The three books I read in May 2017 were so troubling that I stopped posting about books altogether. I will leave out May for now. Here are the first lines of the books I finished in June 2017.
The genius of apartheid was convincing people who were the overwhelming majority to turn on each other. Apart hate, is what it was. You separate people into groups and make them hate one another so you can run them all.
Elanor Bull’s Public House
May 30, 1593
The smell of roasted meat and the noisy clank of kitchen pots filled the room. A young potboy whistled as he gathered dishes from a table and shuffled them off to the back of the house.
Christopher Marlowe gazed out the window at the rapidly fading sunlight. He took a long draw from his tankard of ale, closed his eyes, and savored the brief moment of peace. It had been, to say the least, a bad year.
I have written these lessons on freedom and meditations on change for the generations who will take us into the future, for the dreamers young and ever young who should never get lost in a sea of despair, but are faithfully readying themselves for the next push for change. It is for the parents who want to inspire their sons and daughters to build a more just society. And, it’s for the sons and daughters who hear the call of a new age.
Daniel Mercier went up the stairs at Gare Saint-Lazare as the crowd surged down. Men and women hurried distractedly past him, most clutching briefcases but some with suitcases. In the crush, they could easily have knocked into him but they didn’t. On the contrary, it seemed as though they parted to let him through.
This is the story of Danny and of Danny’s friends and of Danny’s house. It is a story of how these three became one thing, so that in Tortilla Flat if you speak of Danny’s house you do not mean a structure of wood flaked with old whitewash, overgrown with an ancient untrimmed rose of Castile. No, when you speak of Danny’s house you are understood to mean a unit of which the parts oare men, from which came sweetness and joy, philanthropy and, in the end, a mystic sorrow. For Danny’s house was not unlike the Round Table, and Danny’s friends were not unlike the knights of it.
Titles and authors
Born a Crime: Stories from a South African Childhood, by Trevor Noah.
A fascinating, haunting look at the 20th Century apartheid system in Noah’s boyhood South Africa. An enjoyable read.

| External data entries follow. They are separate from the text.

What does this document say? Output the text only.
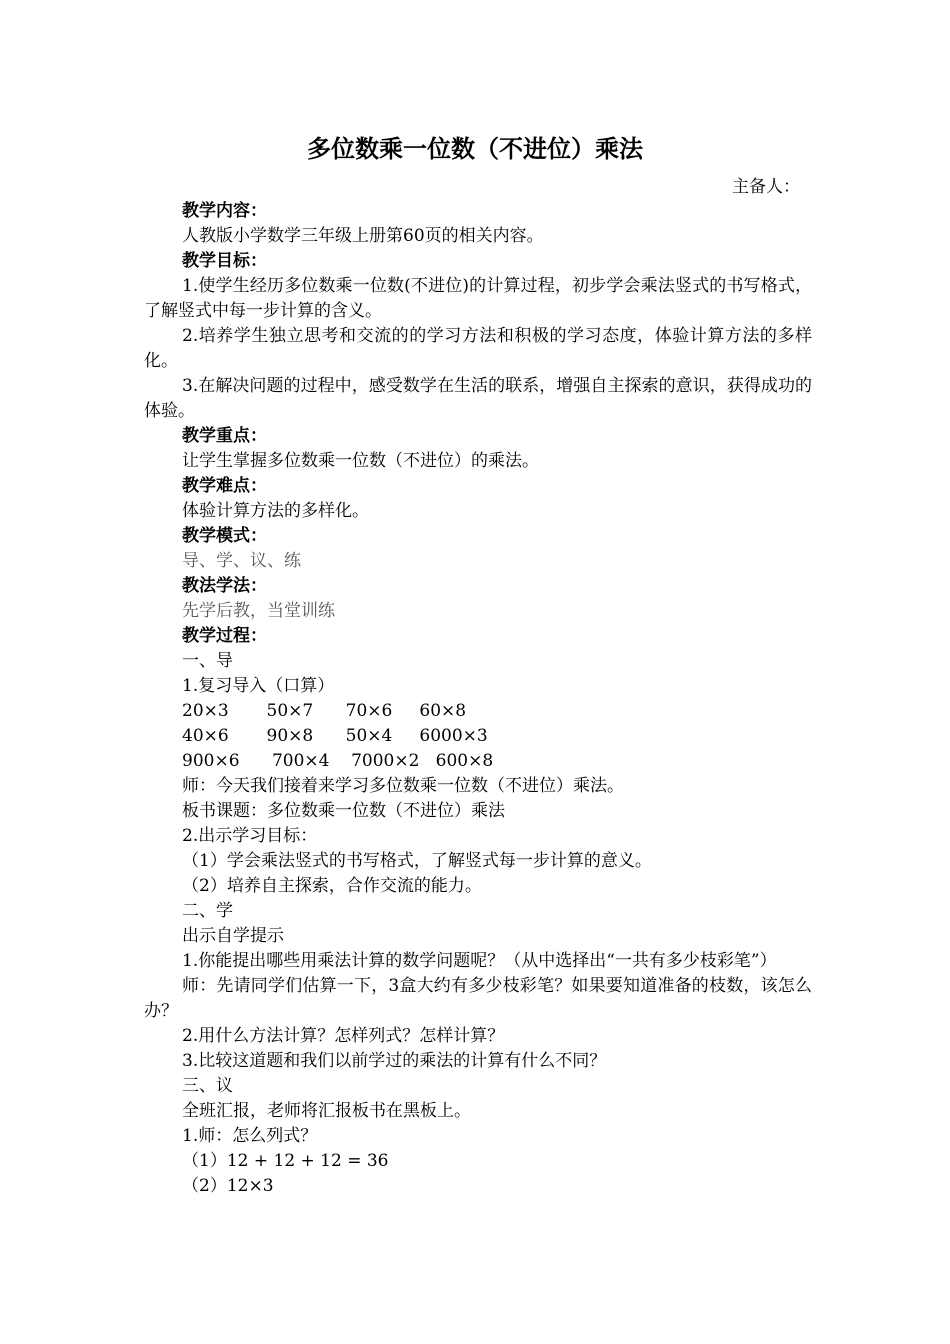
多位数乘一位数（不进位）乘法
主备人：

教学内容：

人教版小学数学三年级上册第60页的相关内容。

教学目标：

1.使学生经历多位数乘一位数(不进位)的计算过程，初步学会乘法竖式的书写格式，了解竖式中每一步计算的含义。

2.培养学生独立思考和交流的的学习方法和积极的学习态度，体验计算方法的多样化。

3.在解决问题的过程中，感受数学在生活的联系，增强自主探索的意识，获得成功的体验。

教学重点：

让学生掌握多位数乘一位数（不进位）的乘法。

教学难点：

体验计算方法的多样化。

教学模式：

导、学、议、练

教法学法：

先学后教，当堂训练

教学过程：

一、导

1.复习导入（口算）

20×3 50×7 70×6 60×8
40×6 90×8 50×4 6000×3
900×6 700×4 7000×2 600×8

师：今天我们接着来学习多位数乘一位数（不进位）乘法。

板书课题：多位数乘一位数（不进位）乘法

2.出示学习目标：

（1）学会乘法竖式的书写格式，了解竖式每一步计算的意义。

（2）培养自主探索，合作交流的能力。

二、学

出示自学提示

1.你能提出哪些用乘法计算的数学问题呢？（从中选择出“一共有多少枝彩笔”）

师：先请同学们估算一下，3盒大约有多少枝彩笔？如果要知道准备的枝数，该怎么办？

2.用什么方法计算？怎样列式？怎样计算？

3.比较这道题和我们以前学过的乘法的计算有什么不同？

三、议

全班汇报，老师将汇报板书在黑板上。

1.师：怎么列式？

（1）12 + 12 + 12 = 36

（2）12×3
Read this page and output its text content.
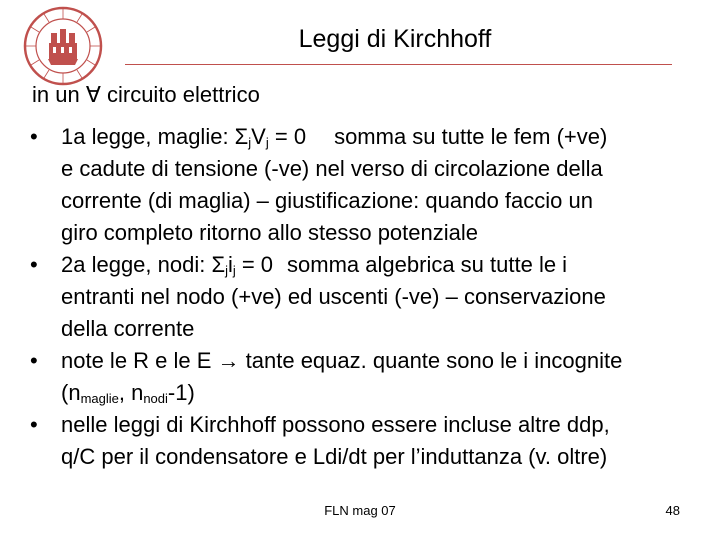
Leggi di Kirchhoff
in un ∀ circuito elettrico
• 1a legge, maglie: $\Sigma_jV_j = 0$ somma su tutte le fem (+ve)
e cadute di tensione (-ve) nel verso di circolazione della
corrente (di maglia) – giustificazione: quando faccio un
giro completo ritorno allo stesso potenziale
• 2a legge, nodi: $\Sigma_ji_j = 0$ somma algebrica su tutte le i
entranti nel nodo (+ve) ed uscenti (-ve) – conservazione
della corrente
• note le R e le E → tante equaz. quante sono le i incognite
($n_{maglie}$, $n_{nodi}-1$)
• nelle leggi di Kirchhoff possono essere incluse altre ddp,
q/C per il condensatore e Ldi/dt per l’induttanza (v. oltre)
FLN mag 07	48
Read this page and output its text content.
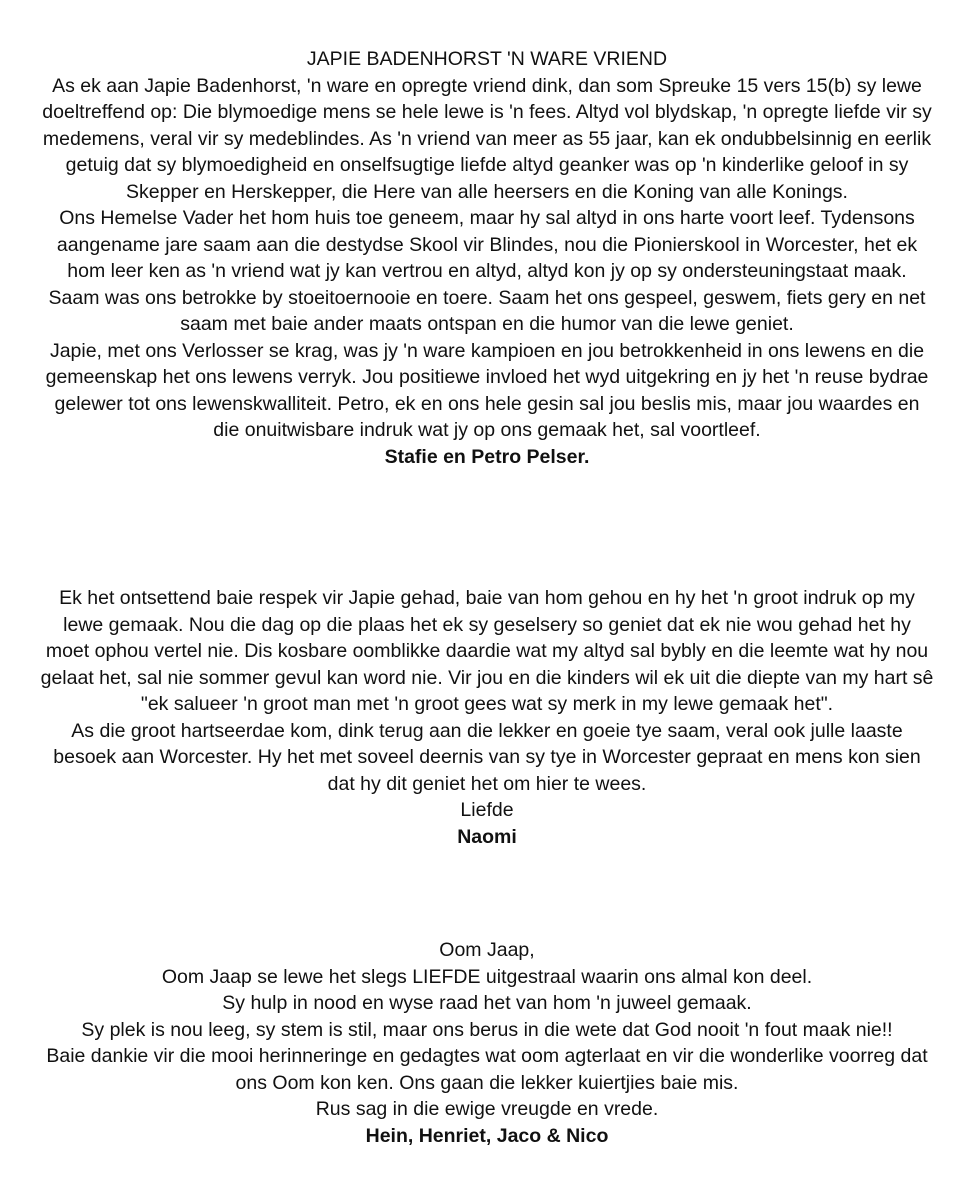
JAPIE BADENHORST 'N WARE VRIEND

As ek aan Japie Badenhorst, 'n ware en opregte vriend dink, dan som Spreuke 15 vers 15(b) sy lewe doeltreffend op: Die blymoedige mens se hele lewe is 'n fees. Altyd vol blydskap, 'n opregte liefde vir sy medemens, veral vir sy medeblindes. As 'n vriend van meer as 55 jaar, kan ek ondubbelsinnig en eerlik getuig dat sy blymoedigheid en onselfsugtige liefde altyd geanker was op 'n kinderlike geloof in sy Skepper en Herskepper, die Here van alle heersers en die Koning van alle Konings.

Ons Hemelse Vader het hom huis toe geneem, maar hy sal altyd in ons harte voort leef. Tydensons aangename jare saam aan die destydse Skool vir Blindes, nou die Pionierskool in Worcester, het ek hom leer ken as 'n vriend wat jy kan vertrou en altyd, altyd kon jy op sy ondersteuningstaat maak. Saam was ons betrokke by stoeitoernooie en toere. Saam het ons gespeel, geswem, fiets gery en net saam met baie ander maats ontspan en die humor van die lewe geniet.

Japie, met ons Verlosser se krag, was jy 'n ware kampioen en jou betrokkenheid in ons lewens en die gemeenskap het ons lewens verryk. Jou positiewe invloed het wyd uitgekring en jy het 'n reuse bydrae gelewer tot ons lewenskwalliteit. Petro, ek en ons hele gesin sal jou beslis mis, maar jou waardes en die onuitwisbare indruk wat jy op ons gemaak het, sal voortleef.

Stafie en Petro Pelser.

Ek het ontsettend baie respek vir Japie gehad, baie van hom gehou en hy het 'n groot indruk op my lewe gemaak. Nou die dag op die plaas het ek sy geselsery so geniet dat ek nie wou gehad het hy moet ophou vertel nie. Dis kosbare oomblikke daardie wat my altyd sal bybly en die leemte wat hy nou gelaat het, sal nie sommer gevul kan word nie. Vir jou en die kinders wil ek uit die diepte van my hart sê "ek salueer 'n groot man met 'n groot gees wat sy merk in my lewe gemaak het".

As die groot hartseerdae kom, dink terug aan die lekker en goeie tye saam, veral ook julle laaste besoek aan Worcester. Hy het met soveel deernis van sy tye in Worcester gepraat en mens kon sien dat hy dit geniet het om hier te wees.

Liefde

Naomi

Oom Jaap,

Oom Jaap se lewe het slegs LIEFDE uitgestraal waarin ons almal kon deel.

Sy hulp in nood en wyse raad het van hom 'n juweel gemaak.

Sy plek is nou leeg, sy stem is stil, maar ons berus in die wete dat God nooit 'n fout maak nie!!

Baie dankie vir die mooi herinneringe en gedagtes wat oom agterlaat en vir die wonderlike voorreg dat ons Oom kon ken. Ons gaan die lekker kuiertjies baie mis.

Rus sag in die ewige vreugde en vrede.

Hein, Henriet, Jaco & Nico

Tower of the Five Orders, by Deron R. Hicks.
YA mystery. Second in a series about a young teen girl in a 21st century publishing family who solves mysteries that relate to Shakespeare’s time.

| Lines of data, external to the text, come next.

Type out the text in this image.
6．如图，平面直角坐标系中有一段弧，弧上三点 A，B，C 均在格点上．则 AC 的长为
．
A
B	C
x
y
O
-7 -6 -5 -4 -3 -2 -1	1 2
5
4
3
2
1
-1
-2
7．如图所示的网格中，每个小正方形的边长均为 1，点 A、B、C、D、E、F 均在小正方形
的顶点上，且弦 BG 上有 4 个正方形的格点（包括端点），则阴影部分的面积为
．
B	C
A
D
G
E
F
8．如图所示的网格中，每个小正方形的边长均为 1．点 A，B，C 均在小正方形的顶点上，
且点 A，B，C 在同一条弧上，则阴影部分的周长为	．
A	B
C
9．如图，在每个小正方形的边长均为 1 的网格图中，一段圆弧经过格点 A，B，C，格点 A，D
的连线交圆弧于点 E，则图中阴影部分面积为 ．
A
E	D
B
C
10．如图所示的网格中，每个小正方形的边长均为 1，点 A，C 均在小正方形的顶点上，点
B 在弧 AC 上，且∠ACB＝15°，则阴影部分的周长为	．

Across that Bridge: Life Lessons and a Vision for Change, by John Lewis, U.S. Congressman, with Brenda Jones.
My mother gave me this book, because she admires John Lewis, and felt his perspective to be encouraging. Lewis explores the characteristics underlying his life-long struggle for civil rights. Faith, patience, truth, peace, love, and reconciliation are what carries him forward.
“Change requires patient, persistent action. To most of us, patience seems almost too simple. In order to feel effective and in command, we require control that brings immediate results. … Today, as a U.S. congressman, I can offer a few insights on how you may encourage the government to take action. … Persistent demonstrations prove there is a demand among the people for change. … But a one-day protest or a perfunctory march is not the kind of resounding proof that is needed to clearly define a mobilized constituency. Persistent, dedicated, determined action does. It provides unequivocal leverage for members of Congress who are inclined to vote with you, and it educates and informs members who are on the fence, offering room within the legislative process for persuasive negotiations that lead to more favorable votes on particular issues.” (p. 53)

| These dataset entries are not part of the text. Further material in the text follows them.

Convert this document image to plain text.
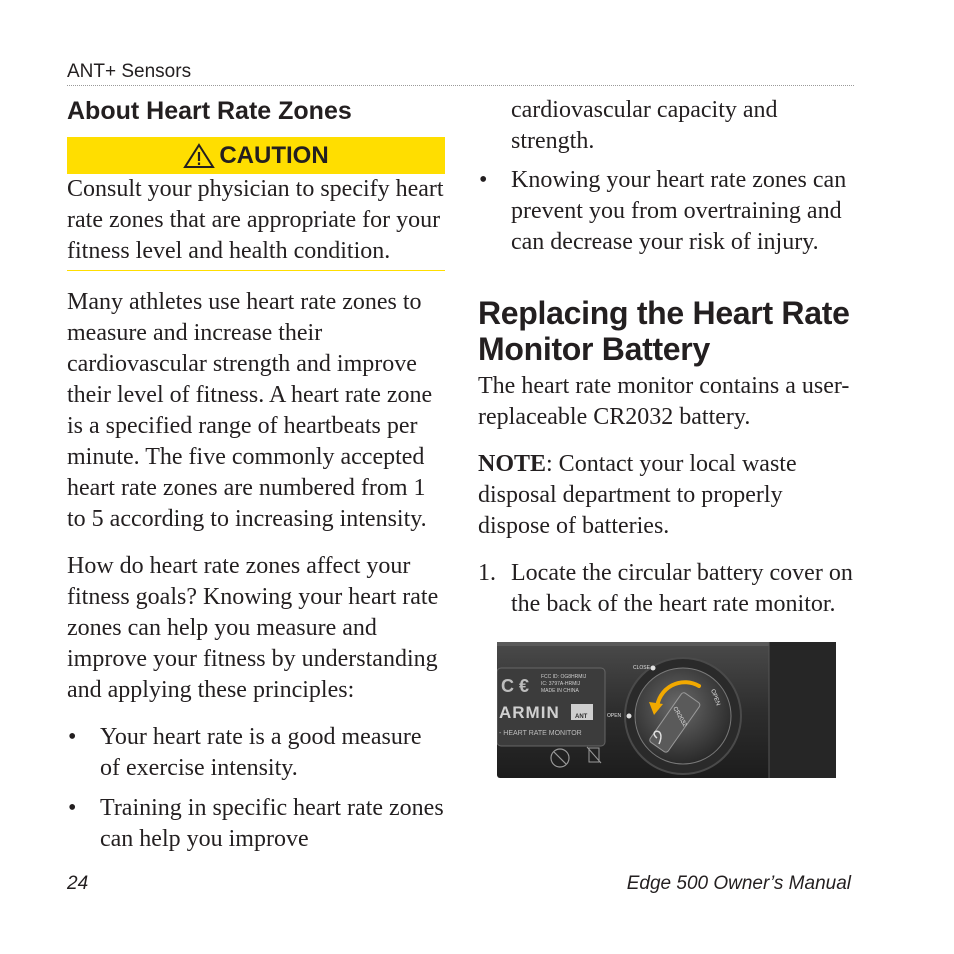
ANT+ Sensors
About Heart Rate Zones
CAUTION

Consult your physician to specify heart rate zones that are appropriate for your fitness level and health condition.

Many athletes use heart rate zones to measure and increase their cardiovascular strength and improve their level of fitness. A heart rate zone is a specified range of heartbeats per minute. The five commonly accepted heart rate zones are numbered from 1 to 5 according to increasing intensity.

How do heart rate zones affect your fitness goals? Knowing your heart rate zones can help you measure and improve your fitness by understanding and applying these principles:

• Your heart rate is a good measure of exercise intensity.
• Training in specific heart rate zones can help you improve

cardiovascular capacity and strength.

• Knowing your heart rate zones can prevent you from overtraining and can decrease your risk of injury.
Replacing the Heart Rate Monitor Battery

The heart rate monitor contains a user-replaceable CR2032 battery.

NOTE: Contact your local waste disposal department to properly dispose of batteries.

1. Locate the circular battery cover on the back of the heart rate monitor.
C € FCC ID: OG8HRMIJ
IC: 3797A-HRMIJ
MADE IN CHINA
ARMIN	ANT
- HEART RATE MONITOR
CR2032
CLOSE
OPEN
OPEN
24	Edge 500 Owner’s Manual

Lewis writes about the creation of the National Museum of African American History and Culture. The effort first began in 1915. The bill authorizing the museum was finally signed into law in 2003. The National Museum of African American History and Culture is now complete, a full 100 years after the idea was first conceived. Now that is patience and perseverance.
The President’s Hat by Antoine Laurain (translated from the French by Gallic Books). A charming book which seems a light read but also gives the reader much to think about. The President of France, Francois Mitterand, forgets his Homburg hat in a Parisian restaurant, starting the hat on an odyssey that changes the lives of those who encounter the hat. The story takes place in the 1980s. I truly enjoyed this book.
Tortilla Flat, by John Steinbeck.
For book club. Hilarious at points, poignant and even tragic at other points.